Sowohl die Aussagen zur Selbst- als auch zur Fremdwahrnehmung sind in einer sozialen Positionierung verortet, die jenseits der Kategorie "Flüchtling" angesiedelt ist. Die rechtlichen und sozialen Regelungen betreffend den Status der Menschen aus der Ukraine in Österreich, die Verwendung des offiziellen Begriffs "Vertriebene" anstelle von "Flüchtlinge" sowie das öffentliche und mediale Framing als potenzielle Arbeitskräfte bestärken dieses Selbstbild als Nichtflüchtling.

Herausforderungen an die Integrationspolitik

Die Integrationspolitik ist gefordert und kann dabei kaum auf alte Konzepte zurückgreifen. Die meisten Vertriebenen sind nicht gekommen, um zu bleiben, sondern um vorübergehend Schutz zu finden. Dies erfordert es, den politischen Schwerpunkt auf Unterstützung, Aufnahme und Versorgung zu legen und weniger auf klassische Integrationsmaßnahmen. Gleichzeitig ist die temporäre Schutz-Richtlinie eine äußerst günstige Rahmenbedingung für den unmittelbaren Arbeitsmarktzugang. Mit Blick auf den hohen Bildungsstand der Geflohenen besteht nun die Herausforderung, deren Dequalifizierung auf dem Arbeitsmarkt zu vermeiden. Mit anderen Worten: Die integrationspolitische Anstrengung müsste nun darin liegen, die erforderliche Sprachkompetenz rasch zu vermitteln und Abschlüsse zu nostrifizieren, damit die Menschen ihre in der Ukraine ausgeübten Berufe und Aktivitäten in Österreich fortsetzen können.

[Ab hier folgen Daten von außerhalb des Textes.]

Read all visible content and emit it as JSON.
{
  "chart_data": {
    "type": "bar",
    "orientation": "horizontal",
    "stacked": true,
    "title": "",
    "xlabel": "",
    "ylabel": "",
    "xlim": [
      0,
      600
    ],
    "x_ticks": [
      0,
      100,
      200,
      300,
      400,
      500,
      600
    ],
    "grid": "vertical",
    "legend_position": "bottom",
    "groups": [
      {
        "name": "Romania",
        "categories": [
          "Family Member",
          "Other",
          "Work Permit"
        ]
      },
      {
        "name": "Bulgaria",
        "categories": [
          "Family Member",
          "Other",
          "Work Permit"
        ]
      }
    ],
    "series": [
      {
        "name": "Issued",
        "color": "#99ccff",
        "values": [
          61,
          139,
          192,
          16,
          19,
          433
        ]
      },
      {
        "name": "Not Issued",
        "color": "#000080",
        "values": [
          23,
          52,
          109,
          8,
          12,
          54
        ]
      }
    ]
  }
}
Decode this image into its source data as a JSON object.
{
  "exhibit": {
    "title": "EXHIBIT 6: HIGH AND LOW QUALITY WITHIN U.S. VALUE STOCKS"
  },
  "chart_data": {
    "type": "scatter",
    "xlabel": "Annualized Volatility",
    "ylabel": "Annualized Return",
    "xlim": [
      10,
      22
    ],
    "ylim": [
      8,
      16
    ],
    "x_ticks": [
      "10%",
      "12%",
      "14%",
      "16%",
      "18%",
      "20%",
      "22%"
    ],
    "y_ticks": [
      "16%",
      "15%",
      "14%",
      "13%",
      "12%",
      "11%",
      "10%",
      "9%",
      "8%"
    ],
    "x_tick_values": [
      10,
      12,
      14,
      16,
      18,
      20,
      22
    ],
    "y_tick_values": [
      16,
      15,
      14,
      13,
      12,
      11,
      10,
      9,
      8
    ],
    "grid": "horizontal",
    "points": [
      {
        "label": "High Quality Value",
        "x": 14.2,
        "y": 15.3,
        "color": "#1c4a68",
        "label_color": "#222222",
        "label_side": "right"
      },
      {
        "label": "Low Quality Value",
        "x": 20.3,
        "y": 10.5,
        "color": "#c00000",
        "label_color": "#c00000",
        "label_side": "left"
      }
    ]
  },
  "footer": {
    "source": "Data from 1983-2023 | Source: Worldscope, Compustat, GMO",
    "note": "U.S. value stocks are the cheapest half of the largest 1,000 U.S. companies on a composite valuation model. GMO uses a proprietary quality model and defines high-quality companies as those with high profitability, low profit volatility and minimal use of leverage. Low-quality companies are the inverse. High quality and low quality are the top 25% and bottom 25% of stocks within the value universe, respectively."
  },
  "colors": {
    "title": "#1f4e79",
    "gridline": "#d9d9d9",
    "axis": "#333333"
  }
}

Eine große Herausforderung, die Frauen in die Berufsarbeit zu bringen, ist die Bereitstellung öffentlicher Infrastruktur zur Vereinbarkeit von Beruf und Betreuungspflichten sowohl für Kinder als auch für Ältere. In dieser Hinsicht sind weniger Integrationsmaßnahmen erforderlich, sondern Leistungen und Services, auf die alle Menschen mit Betreuungsaufgaben, unabhängig ob mit und ohne Migrationserfahrung, angewiesen sind.

Dennoch darf nicht übersehen werden, dass es sich bei den Vertriebenen aus der Ukraine um Flucht- und nicht um Erwerbsmigration handelt – auch wenn der öffentliche Diskurs angesichts des Arbeitskräftemangels anderes nahelegen mag. Schutz und Unterstützung im Alltagsleben, Wohnraum und Zugang zu Bildungseinrichtungen für die Kinder zählen zur ersten Priorität. (Sieglinde Rosenberger, Anna Lazareva, 9.12.2022)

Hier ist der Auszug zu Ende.